Thursday, September 6

Dancing Filament

I DON’T THINK I was dreaming of anything when a beautiful girl awoke me on the train. I know she was beautiful because she had been sitting next to me up until that point of the journey. Though I admit I was not paying much attention to her when she sat down – I was reading – I soon learned that she was beautiful; the bridges of her feet were flawless, and, when she turned to look at a passing towerblock, I noted that her cheeks were also perfect.
Now that I was awake, she smiled and told me that we were at C—.
‘We’re at C—. I don’t want you to miss your stop.’
Startled as I am when prematurely stirred from sleep on public transport, I smiled and said – ‘No, no, this ain’t me. Thank you anyway.’
I watched her walk off the train and I watched her walk away down the stairs out of the station, which is set above the streets on a soot-blackened bridge. And then, of course, she was gone.
It was not easy to get back to sleep. A young blonde-haired girl sat in front of me. She had put her head between the seats and was singing in my direction. I could not understand the song she was singing but she was singing it loudly and unchecked by her parents, who were individually engrossed in newspapers. I wished to shut her up. Why was she singing at me of all people? I was one of the few in the carriage with headphones in.
Regardless, on she sang.
‘W— is the next stop!’ she shouted, somewhat hastily, as if it was her job to notify people of the next stop and, getting carried away with her song, she had forgotten her one task.

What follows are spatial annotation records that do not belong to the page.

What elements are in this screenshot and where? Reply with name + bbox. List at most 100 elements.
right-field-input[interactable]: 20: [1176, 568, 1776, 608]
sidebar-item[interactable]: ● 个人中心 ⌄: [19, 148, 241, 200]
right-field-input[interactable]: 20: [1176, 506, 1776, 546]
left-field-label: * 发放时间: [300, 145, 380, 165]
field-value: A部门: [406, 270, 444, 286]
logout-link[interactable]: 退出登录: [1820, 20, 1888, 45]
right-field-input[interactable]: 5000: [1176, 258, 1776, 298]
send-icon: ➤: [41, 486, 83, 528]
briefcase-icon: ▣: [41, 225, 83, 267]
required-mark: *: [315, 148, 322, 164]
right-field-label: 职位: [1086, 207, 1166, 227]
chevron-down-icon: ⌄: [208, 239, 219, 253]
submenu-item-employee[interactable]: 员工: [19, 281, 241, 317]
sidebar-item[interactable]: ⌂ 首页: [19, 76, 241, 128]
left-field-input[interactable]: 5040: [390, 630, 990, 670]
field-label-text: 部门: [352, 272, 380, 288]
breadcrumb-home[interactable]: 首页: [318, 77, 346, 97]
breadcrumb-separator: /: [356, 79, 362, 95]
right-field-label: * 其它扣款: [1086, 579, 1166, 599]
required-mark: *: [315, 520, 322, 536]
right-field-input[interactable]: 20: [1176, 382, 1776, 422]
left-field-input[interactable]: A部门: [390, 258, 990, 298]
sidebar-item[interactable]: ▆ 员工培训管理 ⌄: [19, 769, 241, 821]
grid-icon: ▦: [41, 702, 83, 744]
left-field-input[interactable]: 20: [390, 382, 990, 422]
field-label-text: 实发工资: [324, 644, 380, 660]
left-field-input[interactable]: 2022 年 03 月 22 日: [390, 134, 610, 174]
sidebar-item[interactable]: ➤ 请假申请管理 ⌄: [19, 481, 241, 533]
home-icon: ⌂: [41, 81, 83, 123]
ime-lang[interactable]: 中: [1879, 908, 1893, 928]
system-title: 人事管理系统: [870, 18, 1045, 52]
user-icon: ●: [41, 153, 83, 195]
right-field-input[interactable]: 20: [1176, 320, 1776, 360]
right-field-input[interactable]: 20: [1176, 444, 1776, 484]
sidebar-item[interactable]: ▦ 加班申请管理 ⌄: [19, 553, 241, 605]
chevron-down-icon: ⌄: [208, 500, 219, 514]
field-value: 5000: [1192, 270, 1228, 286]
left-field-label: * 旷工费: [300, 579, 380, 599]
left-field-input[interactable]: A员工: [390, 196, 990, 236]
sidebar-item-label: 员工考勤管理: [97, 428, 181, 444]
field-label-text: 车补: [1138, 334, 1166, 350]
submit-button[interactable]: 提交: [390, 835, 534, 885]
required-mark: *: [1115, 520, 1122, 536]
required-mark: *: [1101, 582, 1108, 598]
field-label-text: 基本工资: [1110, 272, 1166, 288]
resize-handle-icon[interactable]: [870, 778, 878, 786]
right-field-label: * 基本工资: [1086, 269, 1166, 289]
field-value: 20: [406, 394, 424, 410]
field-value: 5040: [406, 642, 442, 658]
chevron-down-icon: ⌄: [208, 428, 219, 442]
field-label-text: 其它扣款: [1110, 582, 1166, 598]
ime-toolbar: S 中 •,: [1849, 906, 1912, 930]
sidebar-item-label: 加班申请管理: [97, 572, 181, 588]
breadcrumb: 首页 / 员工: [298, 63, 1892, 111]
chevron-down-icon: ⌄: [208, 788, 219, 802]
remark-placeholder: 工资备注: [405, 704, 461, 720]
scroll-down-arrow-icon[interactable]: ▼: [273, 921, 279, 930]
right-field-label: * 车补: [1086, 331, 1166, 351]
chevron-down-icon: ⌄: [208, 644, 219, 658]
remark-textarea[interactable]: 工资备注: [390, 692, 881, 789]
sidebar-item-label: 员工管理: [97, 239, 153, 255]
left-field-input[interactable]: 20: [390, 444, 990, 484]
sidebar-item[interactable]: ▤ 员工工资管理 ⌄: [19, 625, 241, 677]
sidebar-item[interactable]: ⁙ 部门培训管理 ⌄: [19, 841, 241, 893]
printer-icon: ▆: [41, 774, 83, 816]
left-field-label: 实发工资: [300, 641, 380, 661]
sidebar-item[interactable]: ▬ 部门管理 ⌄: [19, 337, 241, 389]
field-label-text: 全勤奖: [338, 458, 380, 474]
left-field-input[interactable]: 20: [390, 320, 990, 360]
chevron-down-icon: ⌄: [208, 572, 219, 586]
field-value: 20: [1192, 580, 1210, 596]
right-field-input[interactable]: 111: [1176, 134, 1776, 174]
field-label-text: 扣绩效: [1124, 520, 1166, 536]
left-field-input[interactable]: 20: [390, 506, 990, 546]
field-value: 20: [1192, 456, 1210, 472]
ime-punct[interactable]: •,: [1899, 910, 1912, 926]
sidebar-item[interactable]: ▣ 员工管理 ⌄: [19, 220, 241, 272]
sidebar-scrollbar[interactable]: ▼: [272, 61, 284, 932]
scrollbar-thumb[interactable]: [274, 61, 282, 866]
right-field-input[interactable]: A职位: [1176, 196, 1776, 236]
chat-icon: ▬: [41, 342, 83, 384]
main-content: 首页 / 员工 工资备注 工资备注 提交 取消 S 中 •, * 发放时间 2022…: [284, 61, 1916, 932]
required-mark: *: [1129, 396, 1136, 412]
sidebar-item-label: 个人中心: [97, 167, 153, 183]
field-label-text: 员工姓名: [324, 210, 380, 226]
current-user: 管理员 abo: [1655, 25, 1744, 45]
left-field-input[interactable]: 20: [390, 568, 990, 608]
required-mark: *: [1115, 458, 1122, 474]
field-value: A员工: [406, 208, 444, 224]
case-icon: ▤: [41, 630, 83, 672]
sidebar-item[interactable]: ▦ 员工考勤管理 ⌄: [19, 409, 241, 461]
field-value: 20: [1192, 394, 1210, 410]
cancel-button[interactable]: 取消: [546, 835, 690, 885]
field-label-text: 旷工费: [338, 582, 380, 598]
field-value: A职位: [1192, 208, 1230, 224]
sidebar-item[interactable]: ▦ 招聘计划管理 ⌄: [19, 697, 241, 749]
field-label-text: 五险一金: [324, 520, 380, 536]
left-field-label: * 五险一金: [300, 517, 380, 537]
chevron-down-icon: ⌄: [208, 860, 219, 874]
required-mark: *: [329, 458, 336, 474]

I knew that W— was not the next stop.
She alighted, her parents leading her by a small hand. She had left behind a hair on the chair in front of me. In the sun it shone like a filament; in the breeze it danced to a song that she was not around to sing.
I could not sleep, but I was now very distracted by this hair that waved and danced, this hair that no wind from the open carriage windows could dislodge from the tangled fabric of the chair.